Título: Crises com os vizinhos põem em xeque liderança regional do Brasil
Autor: Tânia Monteiro
Fonte: O Estado de São Paulo, 30/04/2006, Economia & Negócios, p. B1

Conflitos entre países da América Latina e dificuldades com parceiros ameaçam política externa do governo Lula

Três anos depois de ter jogado suas fichas na integração da América do Sul, o governo brasileiro se vê diante de uma situação delicada, com a sua política externa posta em xeque por causa de vários problemas com países vizinhos. As dificuldades com parceiros eleitos prioritários pelo Brasil, como Bolívia e Venezuela, começam a provocar desconforto no governo, apesar do discurso oficial otimista. Mas a ordem, por enquanto, é continuar a "engolir sapos" em nome da idéia da Comunidade Sul-Americana de Nações, a Casa, um dos projetos mais acalentados pelo presidente Luiz Inácio Lula da Silva.

A política externa já havia sofrido dois fortes abalos quando o governo não conseguiu levar adiante o sonho de conseguir um assento permanente no Conselho de Segurança da Organização das Nações Unidas (ONU) e perdeu a disputa pela nomeação do diretor-geral da Organização Mundial do Comércio (OMC).
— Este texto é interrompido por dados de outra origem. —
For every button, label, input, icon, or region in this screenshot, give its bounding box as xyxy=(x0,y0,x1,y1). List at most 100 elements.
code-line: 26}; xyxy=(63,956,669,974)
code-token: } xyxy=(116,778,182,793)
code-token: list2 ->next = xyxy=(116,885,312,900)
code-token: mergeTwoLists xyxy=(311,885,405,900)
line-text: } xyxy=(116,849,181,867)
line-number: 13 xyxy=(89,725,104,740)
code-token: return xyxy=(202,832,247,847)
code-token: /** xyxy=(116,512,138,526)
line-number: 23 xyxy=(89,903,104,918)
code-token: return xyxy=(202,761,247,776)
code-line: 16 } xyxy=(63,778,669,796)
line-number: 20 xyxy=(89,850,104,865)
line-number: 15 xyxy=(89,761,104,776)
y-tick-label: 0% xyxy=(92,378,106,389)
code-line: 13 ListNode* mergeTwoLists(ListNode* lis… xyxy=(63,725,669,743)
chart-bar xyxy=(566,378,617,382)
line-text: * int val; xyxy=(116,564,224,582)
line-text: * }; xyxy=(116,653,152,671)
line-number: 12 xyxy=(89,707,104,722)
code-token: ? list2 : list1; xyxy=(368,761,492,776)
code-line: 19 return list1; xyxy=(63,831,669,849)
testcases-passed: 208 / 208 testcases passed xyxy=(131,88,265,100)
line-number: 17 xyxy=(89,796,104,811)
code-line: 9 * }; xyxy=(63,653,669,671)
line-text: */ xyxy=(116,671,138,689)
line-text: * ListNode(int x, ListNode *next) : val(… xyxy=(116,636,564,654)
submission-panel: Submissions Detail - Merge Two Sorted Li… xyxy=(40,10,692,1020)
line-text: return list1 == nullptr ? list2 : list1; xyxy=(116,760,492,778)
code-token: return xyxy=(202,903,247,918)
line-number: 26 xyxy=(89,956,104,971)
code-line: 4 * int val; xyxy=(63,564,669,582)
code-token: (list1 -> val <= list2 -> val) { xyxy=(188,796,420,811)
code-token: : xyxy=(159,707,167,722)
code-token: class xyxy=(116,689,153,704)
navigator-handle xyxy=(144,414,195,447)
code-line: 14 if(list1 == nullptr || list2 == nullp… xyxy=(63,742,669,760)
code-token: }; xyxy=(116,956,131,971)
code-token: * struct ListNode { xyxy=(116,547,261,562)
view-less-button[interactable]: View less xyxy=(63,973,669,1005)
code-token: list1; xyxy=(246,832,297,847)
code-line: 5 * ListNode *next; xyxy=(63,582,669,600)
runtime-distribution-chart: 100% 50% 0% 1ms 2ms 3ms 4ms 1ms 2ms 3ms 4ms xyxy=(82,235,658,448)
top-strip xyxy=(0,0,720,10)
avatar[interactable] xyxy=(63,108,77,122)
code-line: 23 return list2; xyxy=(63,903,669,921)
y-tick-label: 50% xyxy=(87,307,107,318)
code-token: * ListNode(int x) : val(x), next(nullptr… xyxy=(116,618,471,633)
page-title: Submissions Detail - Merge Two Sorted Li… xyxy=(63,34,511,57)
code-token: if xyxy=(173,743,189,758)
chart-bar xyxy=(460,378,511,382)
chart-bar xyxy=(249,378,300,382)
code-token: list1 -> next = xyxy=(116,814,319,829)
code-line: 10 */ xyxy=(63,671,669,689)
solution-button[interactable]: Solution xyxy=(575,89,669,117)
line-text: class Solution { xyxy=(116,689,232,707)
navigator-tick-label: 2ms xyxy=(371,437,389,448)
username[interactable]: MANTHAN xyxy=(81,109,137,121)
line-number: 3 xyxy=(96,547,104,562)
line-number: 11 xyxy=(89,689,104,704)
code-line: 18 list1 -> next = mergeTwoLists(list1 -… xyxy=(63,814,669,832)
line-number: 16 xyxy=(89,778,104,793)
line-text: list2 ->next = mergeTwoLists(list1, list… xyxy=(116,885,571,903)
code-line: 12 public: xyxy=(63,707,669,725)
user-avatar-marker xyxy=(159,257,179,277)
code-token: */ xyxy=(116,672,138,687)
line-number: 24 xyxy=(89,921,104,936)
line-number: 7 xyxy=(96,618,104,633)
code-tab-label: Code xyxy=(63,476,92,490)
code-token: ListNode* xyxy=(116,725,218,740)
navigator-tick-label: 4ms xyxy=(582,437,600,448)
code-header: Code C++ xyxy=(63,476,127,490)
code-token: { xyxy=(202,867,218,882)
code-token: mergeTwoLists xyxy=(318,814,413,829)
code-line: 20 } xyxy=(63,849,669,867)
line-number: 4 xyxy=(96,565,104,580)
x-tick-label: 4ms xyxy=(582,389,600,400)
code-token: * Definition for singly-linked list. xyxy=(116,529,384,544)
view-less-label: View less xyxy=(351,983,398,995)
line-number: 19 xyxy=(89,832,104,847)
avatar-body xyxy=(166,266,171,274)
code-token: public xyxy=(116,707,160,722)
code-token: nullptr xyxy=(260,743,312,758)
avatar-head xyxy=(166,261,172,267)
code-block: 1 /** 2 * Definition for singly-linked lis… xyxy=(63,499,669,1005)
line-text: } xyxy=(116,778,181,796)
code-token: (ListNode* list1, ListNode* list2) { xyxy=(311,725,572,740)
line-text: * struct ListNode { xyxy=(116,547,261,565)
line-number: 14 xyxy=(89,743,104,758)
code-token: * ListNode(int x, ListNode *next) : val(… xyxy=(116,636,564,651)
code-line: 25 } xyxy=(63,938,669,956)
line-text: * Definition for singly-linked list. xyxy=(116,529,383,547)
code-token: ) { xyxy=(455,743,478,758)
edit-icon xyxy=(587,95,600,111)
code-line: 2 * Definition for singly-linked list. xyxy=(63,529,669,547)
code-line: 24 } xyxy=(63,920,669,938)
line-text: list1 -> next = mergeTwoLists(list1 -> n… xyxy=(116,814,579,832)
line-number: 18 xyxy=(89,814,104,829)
Agora, a preocupação aumentou, diante de novos riscos à unidade do Mercosul e dos problemas criados pelo presidente da Bolívia, Evo Morales - que quer expulsar do país a empresa EBX e ameaça os interesses da Petrobrás com a decisão de nacionalizar as jazidas de petróleo e gás.

O problema é delicado para Lula, que se engajou pessoalmente na eleição do líder cocaleiro. Para evitar uma ruptura diplomática, Lula já anunciou que vai falar com Evo. Internamente, no entanto, já foi acesa a luz amarela em relação às atitudes do vizinho.

O assessor internacional da Presidência, Marco Aurélio Garcia, não acredita que os problemas na região atrapalhem o projeto da Casa. "O que está havendo são problemas entre alguns vizinhos que serão, aos poucos, resolvidos", disse ele, acentuando que o Brasil pretende dar tratamento específico a cada um dos problemas.

Garcia destacou que nas conversas de Lula com os presidentes da Venezuela, Hugo Chávez, e da Argentina, Néstor Kirchner, na semana passada, avançou-se muito no projeto do supergasoduto que pretende ligar as jazidas venezuelanas aos países do Cone Sul. Segundo ele, as conversas com a Venezuela estão avançadas e Lula vai tratar do assunto com o boliviano Evo Morales para, a seguir, partilhar o projeto com os demais líderes da região.

Tentando reduzir a importância dos problemas com os vizinhos, Marco Aurélio assegura que nenhum deles "está tirando o sono". Questionado se o governo estava disposto a "engolir sapos" em nome da unidade sul-americana, foi taxativo: "Não estamos engolindo sapo nenhum."

Ele atribui as críticas à política externa brasileira a disputas internas. "Tem gente aqui dentro querendo tirar casquinha nas conquistas obtidas." Marco Aurélio diz que o Brasil não tem problema com a Venezuela e as disputas de Chávez com os EUA "são problema dele": "Hugo Chávez não nos cria nenhum tipo de embaraço."

No entanto, as coisas não parecem ser tão tranqüilas. A construção do supergasoduto é considerada por muitos um projeto inviável. E a desenvoltura de Hugo Chávez, transitando por toda a região, e até a freqüência com que vem ao País incomoda setores do governo.

Da mesma forma, há críticas às concessões do governo brasileiro, no caso da Petrobrás, em relação à Bolívia. Nenhum diplomata se atreve a divergir publicamente da política externa do governo. Mas ela vem sendo atacada por embaixadores que já deixaram o serviço ativo. Uma das principais críticas é a de que não se pode misturar política com diplomacia. E de que a tentativa de unir os países com governos considerados de esquerda na região, fazendo concessões que trazem prejuízos econômicos ao País, não dará bom resultado.